Wednesday 8 December 2010

TV, blood, death and disaster The Pope & la Prensa Rosa

The pope died that year, not that it really meant anything to me, I mean in the UK we celebrate Christmas and have a long weekend off work at Easter but we know nothing about being Catholic – Spain however does, even though its 30 years after the death of Franco who was a well into it.
The modern Spain like Italy and southern Ireland takes it more seriously or better said it’s the norm to have a first communion when you’re 12ish. So you can imagine there might be more press about the old dude popping off. The TV channels here zoomed in on the open coffin to see the washed out face of a very old and very dead man – it was a shock. Atena 3 and Tele5 here are the blood thirstiest media I have ever seen, if there is a road accident you see the squidge marks up close if there has been a bombing in the middle-east you’ll see more that just the feet like you do back home.

On Roads 
To be honest I was actually quite afraid of driving in Spain. Back in the UK I had broken both legs in a motorcycle accent due to a high speed failed overtaking manoeuvre, I’d travel through the Egyptian desert by night in the back of a Lada with no lights and also survived, driven a lorry in Manhattan, but Spain worried me.
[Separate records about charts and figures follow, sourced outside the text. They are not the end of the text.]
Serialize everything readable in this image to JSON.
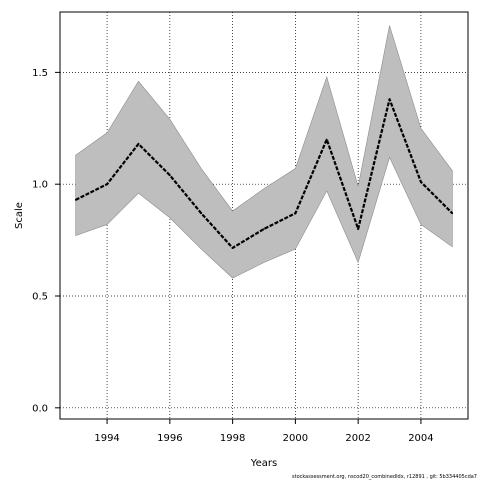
{
  "chart_data": {
    "type": "line",
    "title": "",
    "xlabel": "Years",
    "ylabel": "Scale",
    "xlim": [
      1992.5,
      2005.5
    ],
    "ylim": [
      -0.05,
      1.77
    ],
    "x_ticks": [
      1994,
      1996,
      1998,
      2000,
      2002,
      2004
    ],
    "x_tick_labels": [
      "1994",
      "1996",
      "1998",
      "2000",
      "2002",
      "2004"
    ],
    "y_ticks": [
      0.0,
      0.5,
      1.0,
      1.5
    ],
    "y_tick_labels": [
      "0.0",
      "0.5",
      "1.0",
      "1.5"
    ],
    "grid": true,
    "x": [
      1993,
      1994,
      1995,
      1996,
      1997,
      1998,
      1999,
      2000,
      2001,
      2002,
      2003,
      2004,
      2005
    ],
    "series": [
      {
        "values": [
          0.93,
          1.0,
          1.18,
          1.04,
          0.87,
          0.715,
          0.8,
          0.87,
          1.2,
          0.8,
          1.38,
          1.01,
          0.87
        ]
      }
    ],
    "band": {
      "lower": [
        0.77,
        0.82,
        0.96,
        0.85,
        0.71,
        0.58,
        0.65,
        0.71,
        0.97,
        0.65,
        1.12,
        0.82,
        0.72
      ],
      "upper": [
        1.13,
        1.23,
        1.46,
        1.29,
        1.07,
        0.88,
        0.98,
        1.07,
        1.48,
        0.99,
        1.71,
        1.25,
        1.06
      ]
    },
    "colors": {
      "band": "#bebebe",
      "band_edge": "#8c8c8c",
      "line": "#000000",
      "grid": "#000000"
    }
  },
  "footer": {
    "note": "stockassessment.org, nscod20_combinedIdx, r12891 , git: 5b334405cda7"
  }
}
As a pedestrian waiting at a crossing it is like waiting to get served in a bar that you’re not welcome. The traffic doesn’t stop, you have to step out in front of a moving vehicle make eye contact with the drive, wait for him to lock up the wheels and then cross. The women of course don’t stop. The point system has only recently been introduced along with speed cameras and prison sentences for drink driving so watching the daily news would be accents, muti-pile-ups an all number of shocking statistics that made any traveller without a death wish to take the train. Buses were also highly dangerous method of travel, constantly leaving the highway via the crash barrier so I limited my contact with these too. 
 

One Spanish friend, Paulo, has a joke with his mates where they mock the presenter of Tele5 news ‘Blood, Death and Destruction’ the classic opening lines to the lunchtime news. If we have the Sun, here it’s all done on the TV bit like America and it’s called the Prensa Rosa – hours and hours of junk, gossip, tripe and stupidity.